The supportive housing model has not only proven successful in stabilizing individuals and families in permanent housing, but is also undeniably beneficial for surrounding neighborhoods. A study conducted by the NYU Furman Center for Real Estate and Urban Policy Policy analyzed supportive housing residences built in New York City between 1985 and 2003 and found that property values around supportive housing developments increased over time.

Unfortunately the current supportive housing agreement between the City and the State – New York/New York III – ends next year, and there are not nearly enough units available to meet the record demand. More than 20,000 households per year are found eligible for supportive housing, but there’s only one housing unit available for every six eligible applicants.

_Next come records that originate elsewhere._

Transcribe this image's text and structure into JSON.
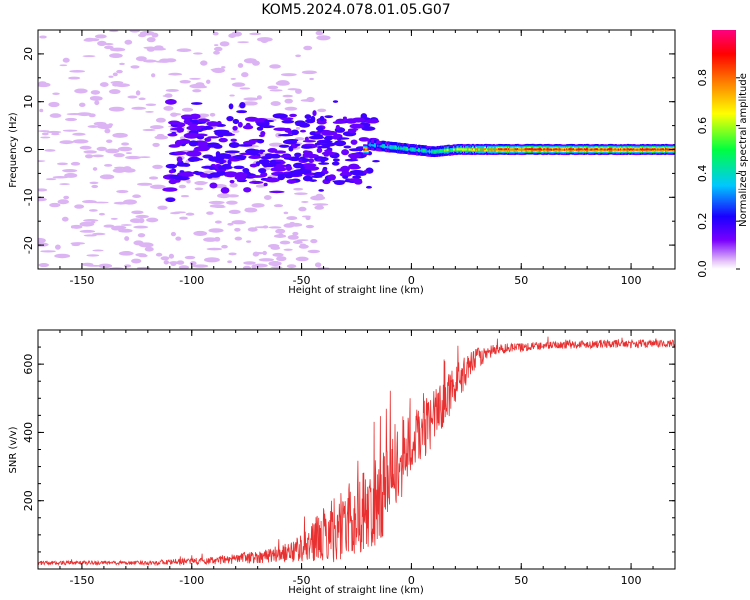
{
  "title": "KOM5.2024.078.01.05.G07",
  "chart_data": [
    {
      "type": "heatmap",
      "xlabel": "Height of straight line (km)",
      "ylabel": "Frequency (Hz)",
      "xlim": [
        -170,
        120
      ],
      "ylim": [
        -25,
        25
      ],
      "xticks": [
        -150,
        -100,
        -50,
        0,
        50,
        100
      ],
      "yticks": [
        -20,
        -10,
        0,
        10,
        20
      ],
      "colorbar": {
        "label": "Normalized spectral amplitude",
        "range": [
          0,
          1
        ],
        "ticks": [
          0.0,
          0.2,
          0.4,
          0.6,
          0.8
        ],
        "colormap": [
          "#e8c8f8",
          "#7a00ff",
          "#1a00ff",
          "#00c8ff",
          "#00ff40",
          "#ffff00",
          "#ff8000",
          "#ff0000",
          "#ff0080"
        ]
      },
      "ridge": {
        "description_points": [
          {
            "x": -20,
            "y": 1.0,
            "amp": 0.35
          },
          {
            "x": -10,
            "y": 0.5,
            "amp": 0.4
          },
          {
            "x": 0,
            "y": 0.0,
            "amp": 0.45
          },
          {
            "x": 10,
            "y": -0.5,
            "amp": 0.45
          },
          {
            "x": 20,
            "y": 0.0,
            "amp": 0.6
          },
          {
            "x": 40,
            "y": 0.0,
            "amp": 0.8
          },
          {
            "x": 60,
            "y": 0.0,
            "amp": 0.85
          },
          {
            "x": 80,
            "y": 0.0,
            "amp": 0.85
          },
          {
            "x": 100,
            "y": 0.0,
            "amp": 0.85
          },
          {
            "x": 120,
            "y": 0.0,
            "amp": 0.85
          }
        ]
      }
    },
    {
      "type": "line",
      "xlabel": "Height of straight line (km)",
      "ylabel": "SNR (v/v)",
      "xlim": [
        -170,
        120
      ],
      "ylim": [
        0,
        700
      ],
      "xticks": [
        -150,
        -100,
        -50,
        0,
        50,
        100
      ],
      "yticks": [
        200,
        400,
        600
      ],
      "color": "#e83030",
      "envelope": [
        {
          "x": -170,
          "mean": 18,
          "spread": 6
        },
        {
          "x": -120,
          "mean": 18,
          "spread": 6
        },
        {
          "x": -90,
          "mean": 25,
          "spread": 12
        },
        {
          "x": -70,
          "mean": 35,
          "spread": 18
        },
        {
          "x": -55,
          "mean": 50,
          "spread": 30
        },
        {
          "x": -45,
          "mean": 80,
          "spread": 60
        },
        {
          "x": -35,
          "mean": 120,
          "spread": 100
        },
        {
          "x": -25,
          "mean": 150,
          "spread": 120
        },
        {
          "x": -15,
          "mean": 200,
          "spread": 130
        },
        {
          "x": -8,
          "mean": 280,
          "spread": 130
        },
        {
          "x": 0,
          "mean": 370,
          "spread": 90
        },
        {
          "x": 10,
          "mean": 440,
          "spread": 80
        },
        {
          "x": 20,
          "mean": 540,
          "spread": 60
        },
        {
          "x": 30,
          "mean": 620,
          "spread": 30
        },
        {
          "x": 40,
          "mean": 645,
          "spread": 15
        },
        {
          "x": 60,
          "mean": 655,
          "spread": 12
        },
        {
          "x": 90,
          "mean": 660,
          "spread": 12
        },
        {
          "x": 120,
          "mean": 660,
          "spread": 12
        }
      ]
    }
  ]
}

A new agreement is urgently needed. As Mary Brosnahan, President & CEO of the Coalition for the Homeless, stated:

“We’ve come together to urge Governor Cuomo and Mayor de Blasio to make ending homelessness among the most vulnerable a top priority. In the richest city in the world, literally thousands of New Yorkers with disabilities and special needs will go to sleep tonight without a home. And the biggest tragedy is that we know what works. The housing with support services from past City-State New York/New York Agreements have been the most effective tool to reducing chronic homelessness for our most marginalized neighbors. Supportive housing gives them a home – and, perhaps most importantly, keeps them housed, long-term. People who live in New York/New York housing have significantly improved health and housing outcomes and it saves taxpayers millions. But the need for this housing has never been greater: We have just one housing unit for every six applicants in dire need. That’s why it’s imperative that the Governor and Mayor enact a new agreement – NY/NY IV – to create 30,000 units of supportive housing over the next decade.”

Ted Houghton, Executive Director of Supportive Housing Network of New York, emphasized the need for a new supportive housing agreement in an interview for Capital New York after the rally:

“Supportive housing is the most successful social intervention of the last quarter century,”[ …]“It really not only improves people’s lives, it strengthens communities and it saves taxpayers money. Despite all the success, we now have a situation where the development pipeline—our ability to build new units of supportive housing, to help the 53,000 people who are homeless every night in New York City, people who are institutionalized, people who are just high-cost users of the health system—our ability to build more units for those vulnerable populations is in jeopardy because we need a new city-state agreement to create a target for how many more units we’re going to build and how we’re going to pay for it.”